Le deuxième tome nous montre Tamako en train de s’ouvrir petit à petit à ses collègues, surtout ceux de la salle de pachinko où elle est en stage pour mieux comprendre le domaine dans lequel elle travaille désormais et qu’elle doit mettre en valeur par ses créations graphiques. Elle se rapproche ainsi de Miyashita, un beau jeune homme qui semble vouloir la prendre sous son aile. Cela déplaît fortement à Akiho, une très jolie collègue, ancien mannequin de magazine dédié au pachinko et ancienne hôtesse événementielle. La jalousie la frappe en plein cœur, ce qu’elle ne comprend pas : comment peut-elle être jalouse d’une fille aussi banale et pourquoi Miyashita ne s’intéresse pas à elle autrement que pour une coucherie occasionnelle, pourquoi n’accepte-il pas son amour ? Pendant ce temps-là, Mano, l’ancienne comptable de P-Design et surtout (plus ou moins) la petite amie de Dômoto, vient rendre visite à ses anciens collègues de l’agence. Voilà qui va ruiner à coup sûr les rêves romantiques de Tamako. C’est ainsi que plusieurs chapitres s’éloignent de la vie professionnelle de notre jeune et fade héroïne pour se focaliser sur d’autres personnages et apporter plus de profondeur à l’histoire. C’est alors l’occasion pour la mangaka d’aborder le sujet de l’apparence, mais aussi sur ce qui se trouve derrière cette apparence. Elle montre aussi la nécessité d’évoluer, de changer de comportement afin de devenir plus adulte. Pour cela, elle utilise l’exemple de Miyashita. De plus, les réflexions prêtées à Akiho sont intéressantes. De son côté, petit à petit, Tamako prend conscience d’elle-même et des personnes de son entourage. Heureusement, Yoko Nemu n’en oublie pas pour autant l’humour et développe son récit avec légèreté.

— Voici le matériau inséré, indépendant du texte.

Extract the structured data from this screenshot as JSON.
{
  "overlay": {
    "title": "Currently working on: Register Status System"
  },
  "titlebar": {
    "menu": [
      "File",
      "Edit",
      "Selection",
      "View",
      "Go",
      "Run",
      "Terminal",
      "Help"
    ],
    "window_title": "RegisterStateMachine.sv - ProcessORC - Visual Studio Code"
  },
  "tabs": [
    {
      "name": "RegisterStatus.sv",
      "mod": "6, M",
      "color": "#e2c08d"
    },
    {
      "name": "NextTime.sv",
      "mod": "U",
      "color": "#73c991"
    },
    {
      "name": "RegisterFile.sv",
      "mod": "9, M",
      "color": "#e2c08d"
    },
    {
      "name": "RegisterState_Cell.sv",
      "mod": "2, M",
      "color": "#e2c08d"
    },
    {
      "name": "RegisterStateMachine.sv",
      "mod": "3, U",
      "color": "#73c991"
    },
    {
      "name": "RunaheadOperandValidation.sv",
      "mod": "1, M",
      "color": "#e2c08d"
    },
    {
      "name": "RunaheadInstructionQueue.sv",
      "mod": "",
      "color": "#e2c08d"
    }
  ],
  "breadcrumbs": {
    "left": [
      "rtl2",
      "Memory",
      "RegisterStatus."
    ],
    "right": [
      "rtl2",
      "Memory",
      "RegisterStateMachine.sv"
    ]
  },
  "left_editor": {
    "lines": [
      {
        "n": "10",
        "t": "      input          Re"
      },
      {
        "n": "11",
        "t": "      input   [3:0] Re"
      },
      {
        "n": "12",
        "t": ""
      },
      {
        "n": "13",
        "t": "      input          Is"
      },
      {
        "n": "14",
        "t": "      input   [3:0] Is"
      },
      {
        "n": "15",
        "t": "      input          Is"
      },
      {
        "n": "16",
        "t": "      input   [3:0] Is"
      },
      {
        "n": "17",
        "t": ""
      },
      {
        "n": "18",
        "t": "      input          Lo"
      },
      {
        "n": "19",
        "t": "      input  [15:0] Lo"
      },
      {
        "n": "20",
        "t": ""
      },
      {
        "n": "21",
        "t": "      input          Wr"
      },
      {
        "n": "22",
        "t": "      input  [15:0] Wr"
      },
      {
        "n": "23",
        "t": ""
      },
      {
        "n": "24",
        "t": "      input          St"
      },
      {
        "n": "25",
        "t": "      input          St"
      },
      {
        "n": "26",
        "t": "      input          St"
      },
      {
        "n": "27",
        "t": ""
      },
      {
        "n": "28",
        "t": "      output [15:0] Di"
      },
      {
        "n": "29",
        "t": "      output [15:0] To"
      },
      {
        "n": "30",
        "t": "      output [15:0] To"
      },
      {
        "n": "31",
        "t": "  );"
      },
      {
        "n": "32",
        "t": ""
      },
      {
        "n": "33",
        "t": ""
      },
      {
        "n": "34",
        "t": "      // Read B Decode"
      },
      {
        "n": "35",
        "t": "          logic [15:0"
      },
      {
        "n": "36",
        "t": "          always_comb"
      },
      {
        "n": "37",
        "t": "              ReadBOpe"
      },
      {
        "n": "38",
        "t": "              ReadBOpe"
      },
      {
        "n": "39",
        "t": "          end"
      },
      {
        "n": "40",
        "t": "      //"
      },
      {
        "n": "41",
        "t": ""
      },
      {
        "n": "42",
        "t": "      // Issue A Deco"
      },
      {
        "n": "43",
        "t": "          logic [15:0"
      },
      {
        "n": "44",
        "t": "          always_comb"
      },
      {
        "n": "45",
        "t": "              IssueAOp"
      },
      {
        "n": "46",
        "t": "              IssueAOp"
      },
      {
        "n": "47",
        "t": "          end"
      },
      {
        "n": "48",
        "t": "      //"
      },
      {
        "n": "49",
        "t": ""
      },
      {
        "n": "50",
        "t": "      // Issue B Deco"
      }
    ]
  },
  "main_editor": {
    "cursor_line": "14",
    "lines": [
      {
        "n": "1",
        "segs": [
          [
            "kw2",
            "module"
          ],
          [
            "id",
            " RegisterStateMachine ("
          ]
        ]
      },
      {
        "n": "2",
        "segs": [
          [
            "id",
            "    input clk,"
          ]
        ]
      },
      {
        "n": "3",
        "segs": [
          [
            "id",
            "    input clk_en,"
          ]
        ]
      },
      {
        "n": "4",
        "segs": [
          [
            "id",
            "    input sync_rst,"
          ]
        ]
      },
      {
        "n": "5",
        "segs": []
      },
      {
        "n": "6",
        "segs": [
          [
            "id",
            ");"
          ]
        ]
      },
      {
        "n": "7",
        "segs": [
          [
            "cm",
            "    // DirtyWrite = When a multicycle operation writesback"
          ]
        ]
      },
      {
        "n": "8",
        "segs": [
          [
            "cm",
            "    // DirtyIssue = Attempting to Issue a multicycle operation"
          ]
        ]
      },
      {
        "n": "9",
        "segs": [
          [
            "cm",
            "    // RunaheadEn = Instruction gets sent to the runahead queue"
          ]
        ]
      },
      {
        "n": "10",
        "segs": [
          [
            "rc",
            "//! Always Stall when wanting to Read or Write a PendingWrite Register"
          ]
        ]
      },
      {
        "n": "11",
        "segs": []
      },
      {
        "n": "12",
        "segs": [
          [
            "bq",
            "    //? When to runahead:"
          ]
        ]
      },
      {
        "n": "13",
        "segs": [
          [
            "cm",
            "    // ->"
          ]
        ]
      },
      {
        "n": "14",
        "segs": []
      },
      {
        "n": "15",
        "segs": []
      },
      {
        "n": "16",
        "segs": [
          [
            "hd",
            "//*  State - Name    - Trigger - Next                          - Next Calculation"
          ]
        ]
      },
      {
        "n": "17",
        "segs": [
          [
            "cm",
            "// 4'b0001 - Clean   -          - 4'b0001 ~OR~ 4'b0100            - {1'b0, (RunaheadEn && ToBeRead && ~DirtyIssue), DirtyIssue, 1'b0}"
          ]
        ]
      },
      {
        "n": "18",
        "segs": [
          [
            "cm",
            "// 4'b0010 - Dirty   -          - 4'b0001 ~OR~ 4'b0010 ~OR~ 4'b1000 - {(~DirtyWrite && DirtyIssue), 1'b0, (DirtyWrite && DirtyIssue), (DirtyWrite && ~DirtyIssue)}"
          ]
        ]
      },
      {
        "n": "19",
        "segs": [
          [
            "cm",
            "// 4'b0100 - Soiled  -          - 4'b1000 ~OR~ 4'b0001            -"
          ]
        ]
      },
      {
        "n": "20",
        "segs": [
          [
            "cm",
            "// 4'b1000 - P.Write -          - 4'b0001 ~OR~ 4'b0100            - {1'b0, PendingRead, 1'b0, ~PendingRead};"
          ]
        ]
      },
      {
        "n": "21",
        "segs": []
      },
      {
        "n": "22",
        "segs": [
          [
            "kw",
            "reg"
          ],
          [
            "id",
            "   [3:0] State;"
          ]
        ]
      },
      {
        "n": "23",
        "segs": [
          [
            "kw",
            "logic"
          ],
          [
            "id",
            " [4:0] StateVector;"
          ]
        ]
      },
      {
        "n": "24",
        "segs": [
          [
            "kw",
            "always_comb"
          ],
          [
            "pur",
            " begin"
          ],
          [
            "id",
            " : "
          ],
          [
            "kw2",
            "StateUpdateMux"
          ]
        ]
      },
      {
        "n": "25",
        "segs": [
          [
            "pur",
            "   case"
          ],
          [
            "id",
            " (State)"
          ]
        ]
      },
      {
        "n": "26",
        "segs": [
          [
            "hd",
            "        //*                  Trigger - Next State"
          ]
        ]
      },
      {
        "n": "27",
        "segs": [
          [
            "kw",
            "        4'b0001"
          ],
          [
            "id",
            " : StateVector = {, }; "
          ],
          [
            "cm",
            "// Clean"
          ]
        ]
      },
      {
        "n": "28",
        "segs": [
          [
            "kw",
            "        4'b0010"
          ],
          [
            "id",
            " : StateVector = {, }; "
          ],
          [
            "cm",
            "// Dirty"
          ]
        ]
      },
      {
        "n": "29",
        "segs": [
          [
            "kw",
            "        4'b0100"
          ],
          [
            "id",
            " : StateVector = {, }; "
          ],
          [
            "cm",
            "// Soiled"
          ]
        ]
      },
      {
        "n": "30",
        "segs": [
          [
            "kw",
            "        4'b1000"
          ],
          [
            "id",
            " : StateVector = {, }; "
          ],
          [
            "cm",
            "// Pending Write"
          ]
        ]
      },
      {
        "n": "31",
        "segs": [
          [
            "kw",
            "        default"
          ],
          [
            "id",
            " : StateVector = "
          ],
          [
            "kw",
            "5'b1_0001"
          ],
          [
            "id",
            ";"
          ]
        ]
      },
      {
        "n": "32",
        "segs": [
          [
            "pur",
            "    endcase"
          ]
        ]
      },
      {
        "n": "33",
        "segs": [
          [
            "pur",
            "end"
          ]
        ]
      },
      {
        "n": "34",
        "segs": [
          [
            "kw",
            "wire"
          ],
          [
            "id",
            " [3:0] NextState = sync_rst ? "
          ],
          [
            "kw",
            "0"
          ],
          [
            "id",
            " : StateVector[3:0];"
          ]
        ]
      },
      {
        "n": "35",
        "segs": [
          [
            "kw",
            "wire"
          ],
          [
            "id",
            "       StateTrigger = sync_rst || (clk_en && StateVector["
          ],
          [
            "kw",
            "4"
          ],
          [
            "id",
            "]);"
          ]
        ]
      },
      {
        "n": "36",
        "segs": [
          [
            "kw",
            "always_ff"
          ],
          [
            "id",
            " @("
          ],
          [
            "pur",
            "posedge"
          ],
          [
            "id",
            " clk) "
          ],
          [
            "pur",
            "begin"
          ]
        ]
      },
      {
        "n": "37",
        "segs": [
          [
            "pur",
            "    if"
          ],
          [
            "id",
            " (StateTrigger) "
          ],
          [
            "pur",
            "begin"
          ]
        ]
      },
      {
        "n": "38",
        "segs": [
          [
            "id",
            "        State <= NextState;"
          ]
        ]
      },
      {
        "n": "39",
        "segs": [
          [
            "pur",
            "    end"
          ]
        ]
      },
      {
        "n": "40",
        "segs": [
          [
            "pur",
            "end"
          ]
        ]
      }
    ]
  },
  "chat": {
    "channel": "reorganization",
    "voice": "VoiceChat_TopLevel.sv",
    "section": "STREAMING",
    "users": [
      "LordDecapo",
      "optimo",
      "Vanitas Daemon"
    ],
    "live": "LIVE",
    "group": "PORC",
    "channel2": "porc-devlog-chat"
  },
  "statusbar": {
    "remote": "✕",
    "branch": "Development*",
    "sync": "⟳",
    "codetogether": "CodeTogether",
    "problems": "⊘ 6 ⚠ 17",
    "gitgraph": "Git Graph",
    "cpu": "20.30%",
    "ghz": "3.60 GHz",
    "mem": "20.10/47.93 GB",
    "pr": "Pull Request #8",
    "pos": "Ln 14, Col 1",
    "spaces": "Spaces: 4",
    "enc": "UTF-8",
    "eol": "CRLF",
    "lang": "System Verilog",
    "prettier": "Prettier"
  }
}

En effet, la série ne pose pas frontalement la question de l’emploi des femmes dans le Japon actuel. Rappelons qu’il n’est pas question ici d’emplois d’office ladies, ces jeunes femmes employées dans les bureaux dont le rôle subalterne consiste surtout à accomplir de petites taches de secrétariat et à servir le thé aux collègues masculins et aux clients. Tamako, tout comme Momoko, ont un emploi technique : elles sont infographistes et conceptrices de notices. Elles sont jeunes et ne se sentent pas encore concernées par leur « péremption », c’est-à-dire l’âge limite pour se marier et devenir une bonne épouse s’occupant du foyer et des enfants. De même, le problème du harcèlement sexuel par les supérieurs n’existe pas au sein du studio (qui est petit, il faut le rappeler). Il n’est pas question non plus des inégalités salariales. Il y est plus question du temps passé au bureau et du rythme de travail, de leur difficile acceptation par les salariés, notamment les femmes. Il est donc difficile de ne pas penser ici au problème des entreprises qualifiées de « black kigyô ». Celles-ci se caractérisent par l’exploitation des employé·e·s les plus jeunes, fraîchement diplômé·e·s et faisant leur entrée dans le monde du travail. La direction les enchaîne à leur bureau pour des journées dépassant allégrement la douzaine d’heures. Sans surprise, cette exploitation s’accompagne de harcèlement tels que des abus verbaux et voire parfois physiques. Enfin, le travail forcé le week-end et de nuit, l’interdiction de prendre ses congés légaux sont des pratiques courantes quoique interdites officiellement. Néanmoins, tout ceci n’est pas abordé explicitement et ces différentes problématiques sont plus ou moins suggérées, afin de laisser la place à l’attitude positive de Tamako et à sa volonté de s’affirmer. Incontestablement, nous sommes ici en présence d’une comédie romantique, pour notre plus grand plaisir.